Travel diaries: sharp white cliffs and the Aegean Coast
I guess it's a typical travel story with the mandatory details in their right places: salty hair, watching the sea burst into a million pieces against sharp white rocks, peach juice dripping down skinny wrists, a vast and forgiving night sky, beaches that are never quite wild enough.
But it's also the story of how I saw myself in a sober, sharp and honest light for the first time in years. Suddenly, I recognised myself in the wide-eyed, sun-kissed reflection that was staring back at me from the dirty mirror of a farmhouse somewhere in rural Turkey. And for a few weeks, I let it all happen to me.
I said yes to an invite to ride up the coastline towards Greece. I held on tight when we sped past polluted lakes and fragrant pine forests. I ate ripe fruit and baklava that made my hands sticky and my head dizzy. I dove into the crystal-clear waters of an ancient cave and swam in the sea every day.

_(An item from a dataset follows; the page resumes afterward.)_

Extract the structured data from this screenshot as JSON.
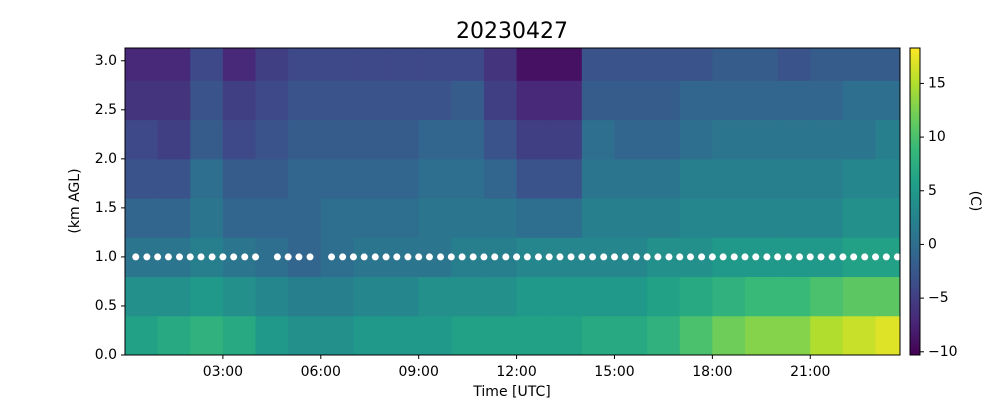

And after the accident on a dusty road somewhere on the Turkish countryside, I had to learn how to deal with not being able to deal with everything. I had to be helped into my sundress and out of it. I felt terrible but loved. The days were endless and only began in the afternoon when the sun weakened and the sparrows came out. On most, the boys played round after round of backgammon and smoked cigarettes in the garden as I nursed my snapped collarbone and dreamt of Agios Kirykos. In the evenings, we would walk far enough to find a small restaurant to try, play cards, have an occasional glass of Raki with an overly enthusiastic restaurateur and replay the best and worst moments of our day. At night, we would fall asleep to the steady hum of a cheap, rickety fan.
On my last day, we took a ferry across the bay and headed to a beach town we'd never heard of. We climbed over sharp white rocks to find a secret bay where I swam in the crystal-clear water in my red dress, seashells and sand in my hair. Later, the dress became our shield from the sun as M lifted it up high over our heads, the wind catching it like it a sail.
The waves were gentle and Greece was so close I felt like I could've swam there if I just tried hard enough.